Forex charts represent historical trading patterns for various currencies and are quite useful for foreign exchange trading by the various players. Since the forex market is quite vast and highly liquid, an increasing number of players have been entering it. The market which was earlier monopolized by the banks of various countries has seen the entry of several new players such as large multinational corporations, brokers, forex dealers, money managers and even private investors.
Now Forex charts are an important tool for technical analysis. These charts present the historical price movements of various currencies and are often used by investors or analysts to find some specific patterns or paths. These patterns or any abnormalities depicted by a forex chart can help an investor decide on his future course of action or strategy.
Technical analysis is an important strategy for trading in the vast and highly liquid forex market. A variety of charting options are available for technical analysts. Most of the brokers provide regular charts to the investors. Some of the commonly used forex charts are:
Line Chart – This chart is constructed by connecting the daily closing prices of the various currencies. The chart shows the general price movement of a currency pair over a period of time.
Bar Chart – This chart depicts the price performance of a currency pair. Made up of vertical bars that are set at intraday time intervals of every 30 minuets or an hour or any other pre specified time, this chart is very useful for technical analysis of a pair of currencies. Each bar in this chart has four hooks that represent the opening, closing, high and low exchange rates for a specific time interval. Bar charts are also called OHLC charts, because they indicate the Open, the High, the Low and the Close for that particular currency.
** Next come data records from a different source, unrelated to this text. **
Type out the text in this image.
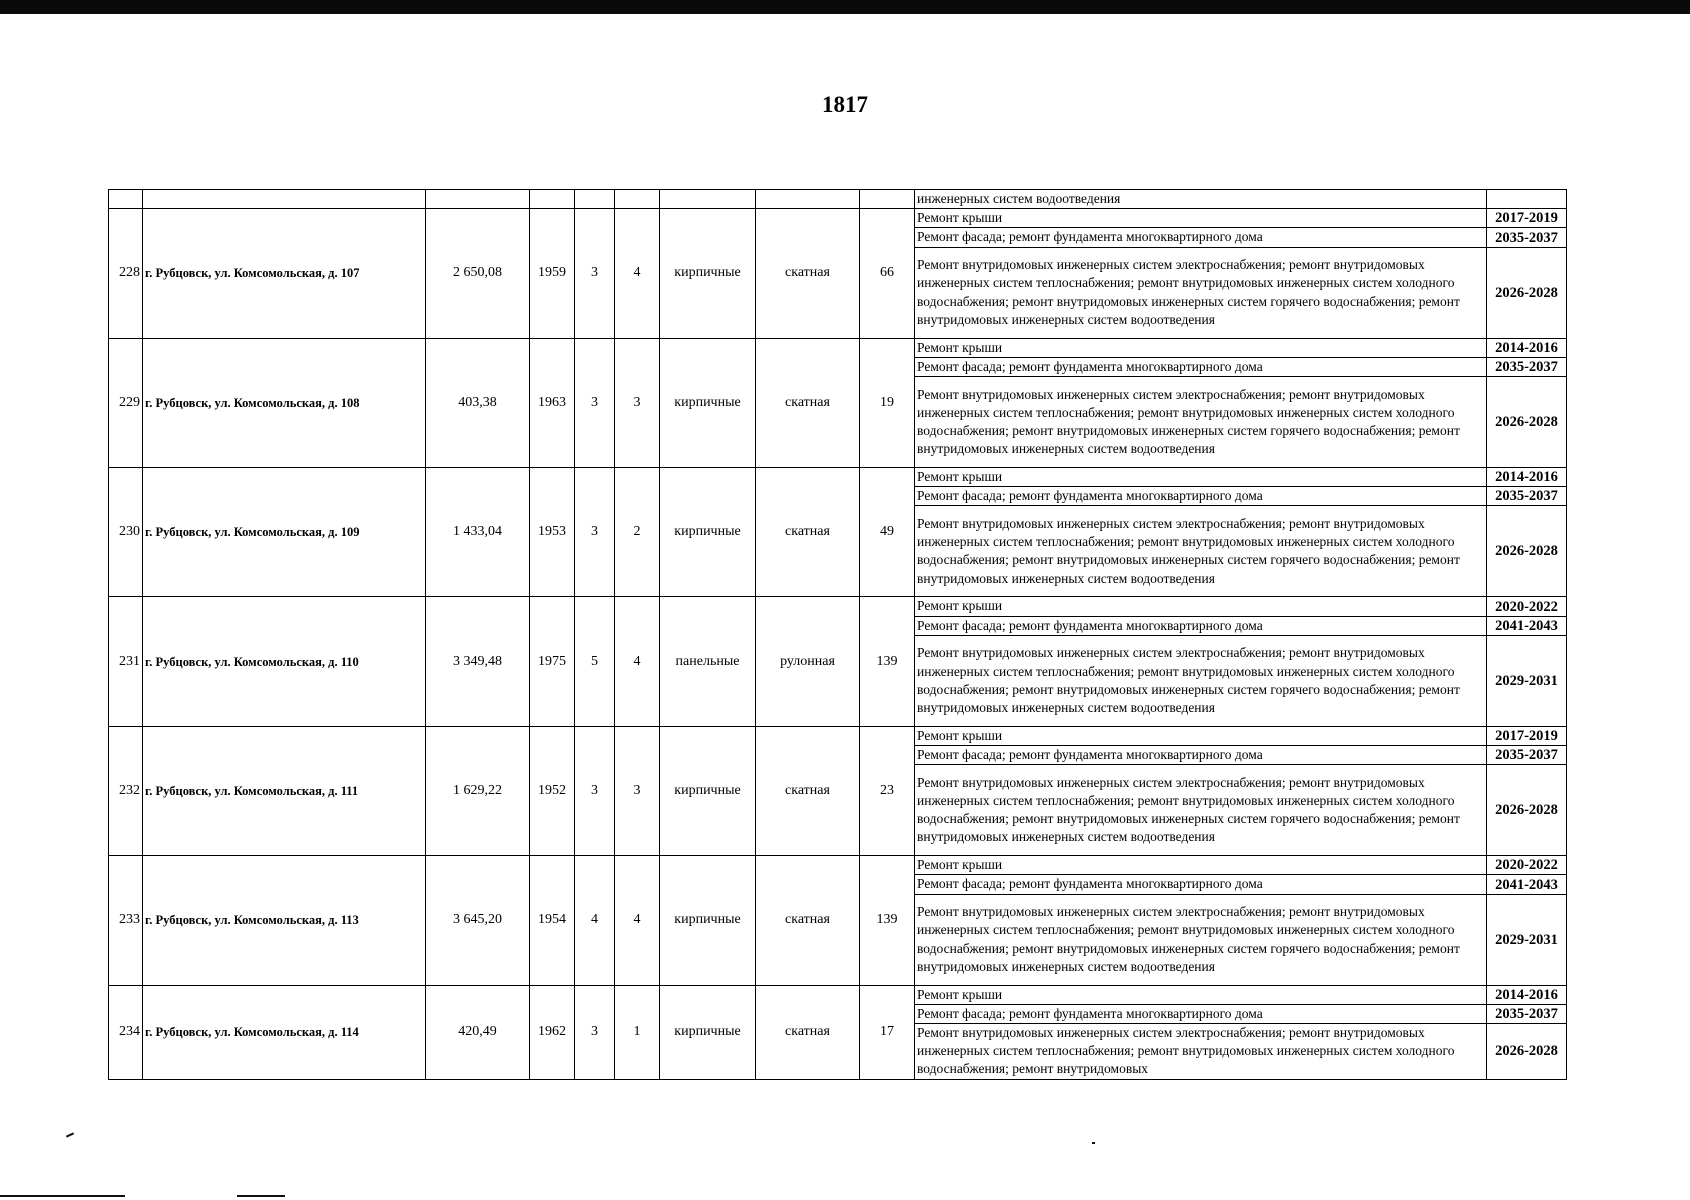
1817
									инженерных систем водоотведения	
228	г. Рубцовск, ул. Комсомольская, д. 107	2 650,08	1959	3	4	кирпичные	скатная	66	Ремонт крыши	2017-2019
									Ремонт фасада; ремонт фундамента многоквартирного дома	2035-2037
									Ремонт внутридомовых инженерных систем электроснабжения; ремонт внутридомовых инженерных систем теплоснабжения; ремонт внутридомовых инженерных систем холодного водоснабжения; ремонт внутридомовых инженерных систем горячего водоснабжения; ремонт внутридомовых инженерных систем водоотведения	2026-2028
229	г. Рубцовск, ул. Комсомольская, д. 108	403,38	1963	3	3	кирпичные	скатная	19	Ремонт крыши	2014-2016
									Ремонт фасада; ремонт фундамента многоквартирного дома	2035-2037
									Ремонт внутридомовых инженерных систем электроснабжения; ремонт внутридомовых инженерных систем теплоснабжения; ремонт внутридомовых инженерных систем холодного водоснабжения; ремонт внутридомовых инженерных систем горячего водоснабжения; ремонт внутридомовых инженерных систем водоотведения	2026-2028
230	г. Рубцовск, ул. Комсомольская, д. 109	1 433,04	1953	3	2	кирпичные	скатная	49	Ремонт крыши	2014-2016
									Ремонт фасада; ремонт фундамента многоквартирного дома	2035-2037
									Ремонт внутридомовых инженерных систем электроснабжения; ремонт внутридомовых инженерных систем теплоснабжения; ремонт внутридомовых инженерных систем холодного водоснабжения; ремонт внутридомовых инженерных систем горячего водоснабжения; ремонт внутридомовых инженерных систем водоотведения	2026-2028
231	г. Рубцовск, ул. Комсомольская, д. 110	3 349,48	1975	5	4	панельные	рулонная	139	Ремонт крыши	2020-2022
									Ремонт фасада; ремонт фундамента многоквартирного дома	2041-2043
									Ремонт внутридомовых инженерных систем электроснабжения; ремонт внутридомовых инженерных систем теплоснабжения; ремонт внутридомовых инженерных систем холодного водоснабжения; ремонт внутридомовых инженерных систем горячего водоснабжения; ремонт внутридомовых инженерных систем водоотведения	2029-2031
232	г. Рубцовск, ул. Комсомольская, д. 111	1 629,22	1952	3	3	кирпичные	скатная	23	Ремонт крыши	2017-2019
									Ремонт фасада; ремонт фундамента многоквартирного дома	2035-2037
									Ремонт внутридомовых инженерных систем электроснабжения; ремонт внутридомовых инженерных систем теплоснабжения; ремонт внутридомовых инженерных систем холодного водоснабжения; ремонт внутридомовых инженерных систем горячего водоснабжения; ремонт внутридомовых инженерных систем водоотведения	2026-2028
233	г. Рубцовск, ул. Комсомольская, д. 113	3 645,20	1954	4	4	кирпичные	скатная	139	Ремонт крыши	2020-2022
									Ремонт фасада; ремонт фундамента многоквартирного дома	2041-2043
									Ремонт внутридомовых инженерных систем электроснабжения; ремонт внутридомовых инженерных систем теплоснабжения; ремонт внутридомовых инженерных систем холодного водоснабжения; ремонт внутридомовых инженерных систем горячего водоснабжения; ремонт внутридомовых инженерных систем водоотведения	2029-2031
234	г. Рубцовск, ул. Комсомольская, д. 114	420,49	1962	3	1	кирпичные	скатная	17	Ремонт крыши	2014-2016
									Ремонт фасада; ремонт фундамента многоквартирного дома	2035-2037
									Ремонт внутридомовых инженерных систем электроснабжения; ремонт внутридомовых инженерных систем теплоснабжения; ремонт внутридомовых инженерных систем холодного водоснабжения; ремонт внутридомовых	2026-2028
Candlestick Chart – Very similar to the Bar Chart, this chart depicts the opening, closing, high and low prices for a pair of currencies as candlesticks with a wick at the each end. When the opening rate is higher than the closing rate, the candlestick is of black or red color. Similarly when the closing rate exceeds the opening rate, the candlestick is of white or green color.
These charts are good at identifying the turning points in the movements of the various currencies and can be used to guess or predict the future movements.